The bulk of the increase in plane deliveries this year will be made up of Challengers, which have a lower profit margin than the larger Global planes, he added.
Bombardier also forecast free cash flow of between $100 million and $400 million this year, lower than many analysts expected as the manufacturer plows much of its investment capital into meeting those delivery targets.
“Although we are somewhat disappointed with management’s (free cash flow) guidance for 2024, the company’s Q4 report and 2024 earnings outlook point to steady progress toward its 2025 financial targets,” said National Bank analyst Cameron Doerksen in a note to investors.

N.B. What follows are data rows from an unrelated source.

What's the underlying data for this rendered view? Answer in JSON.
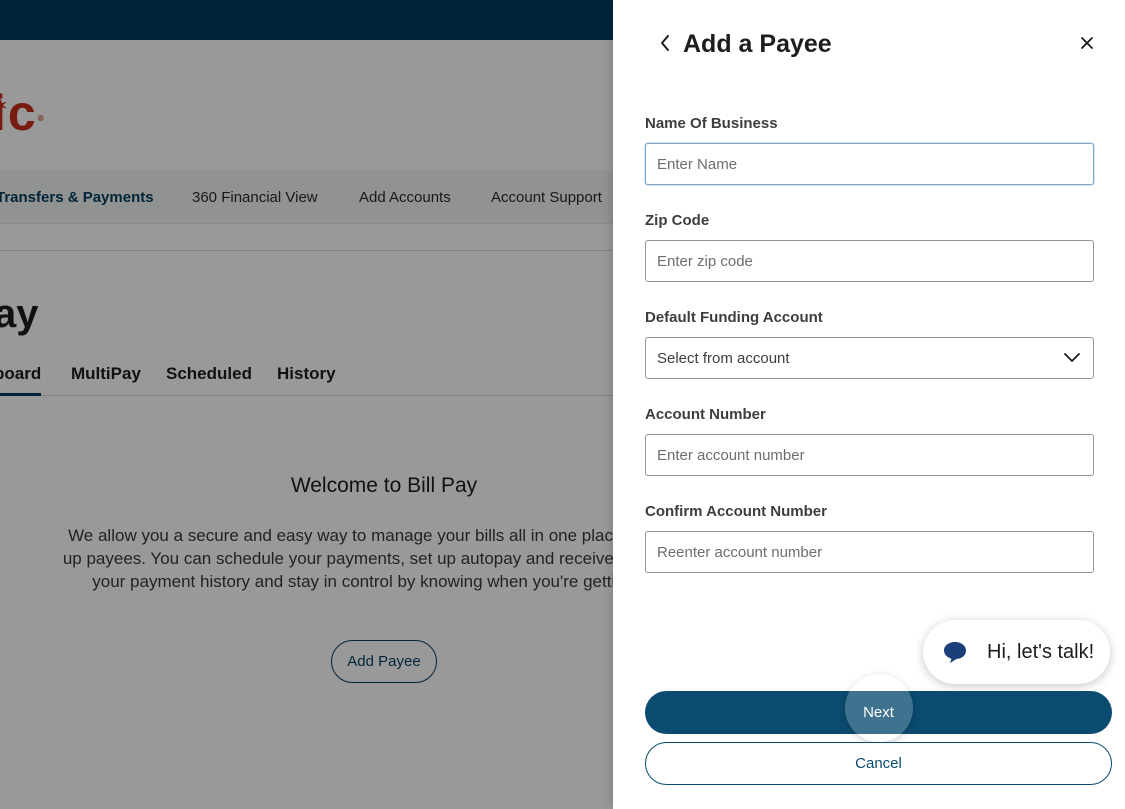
{
  "background": {
    "logo_text": "ic",
    "logo_star": "✶",
    "logo_reg": "®",
    "nav_items": [
      {
        "label": "Transfers & Payments"
      },
      {
        "label": "360 Financial View"
      },
      {
        "label": "Add Accounts"
      },
      {
        "label": "Account Support"
      }
    ],
    "page_heading": "ay",
    "tabs": [
      {
        "label": "board"
      },
      {
        "label": "MultiPay"
      },
      {
        "label": "Scheduled"
      },
      {
        "label": "History"
      }
    ],
    "welcome_title": "Welcome to Bill Pay",
    "welcome_body": "We allow you a secure and easy way to manage your bills all in one place by setting up payees. You can schedule your payments, set up autopay and receive eBills! View your payment history and stay in control by knowing when you're getting paid.",
    "add_payee_label": "Add Payee"
  },
  "panel": {
    "title": "Add a Payee",
    "back_icon": "chevron-left-icon",
    "close_icon": "close-icon",
    "fields": {
      "business_name": {
        "label": "Name Of Business",
        "placeholder": "Enter Name",
        "value": ""
      },
      "zip_code": {
        "label": "Zip Code",
        "placeholder": "Enter zip code",
        "value": ""
      },
      "funding_account": {
        "label": "Default Funding Account",
        "selected": "Select from account"
      },
      "account_number": {
        "label": "Account Number",
        "placeholder": "Enter account number",
        "value": ""
      },
      "confirm_account_number": {
        "label": "Confirm Account Number",
        "placeholder": "Reenter account number",
        "value": ""
      }
    },
    "chat": {
      "label": "Hi, let's talk!",
      "icon": "chat-bubble-icon"
    },
    "next_label": "Next",
    "cancel_label": "Cancel"
  },
  "colors": {
    "brand_navy": "#023e5e",
    "button_primary": "#0a4b70",
    "logo_red": "#c8301f",
    "chat_icon": "#1a3f7a"
  }
}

“Notably, valuation on the stock seemingly reflects an expectation that the company will fall well short of its 2025 targets despite a backlog which provides visibility on earnings and cash flow growth through 2025 and end-market conditions that remain generally healthy.”
Bombardier’s share price fell $6.12 or nearly 12 per cent to $45.99 by early afternoon on the Toronto Stock Exchange.
In the quarter ended Dec. 31, greater jet purchases and aftermarket work – maintenance and repair, for example – helped propel Bombardier’s revenues to US$3.06 billion, a 15 per cent leap from US$2.66 billion in the same period the year before.
Bombardier’s defence segment also had a “banner year,” Martel said, despite a setback in its home country.
Last month, it won a U.S. army contract to supply up to three Global 6500 business jets for conversion into a spy plane prototype.
The announcement came less than six weeks after the Canadian government rejected Bombardier’s pitch for an open bid to replace the air force’s aging patrol planes, with the contract going to Boeing instead.
The manufacturer also continued to lighten its still-heavy debt load, paying down US$400 million throughout 2023 to reduce its adjusted net debt to earnings ratio to 3.3. The number notched a 28 per cent improvement from 2022 and comes closer to the generally accepted target of three or lower.
“We are still planning to shave another billion dollars, roughly, from our debt between ’24 and ’25,” Martel said. The company had US$5.61 billion in long-term debt as of Dec. 31.
Bombardier reported that fourth-quarter profit fell by 11 per cent to US$215 million from US$241 million in the same three months a year earlier.
On an adjusted basis, the company earned US$1.37 per share in the quarter, down from an adjusted profit of US$2.10 per share a year earlier and roughly in line with analyst expectations, according to financial markets data firm Refinitiv.
For the full year, Bombardier reported net income of US$445 million, compared with a net loss of US$148 million in 2022.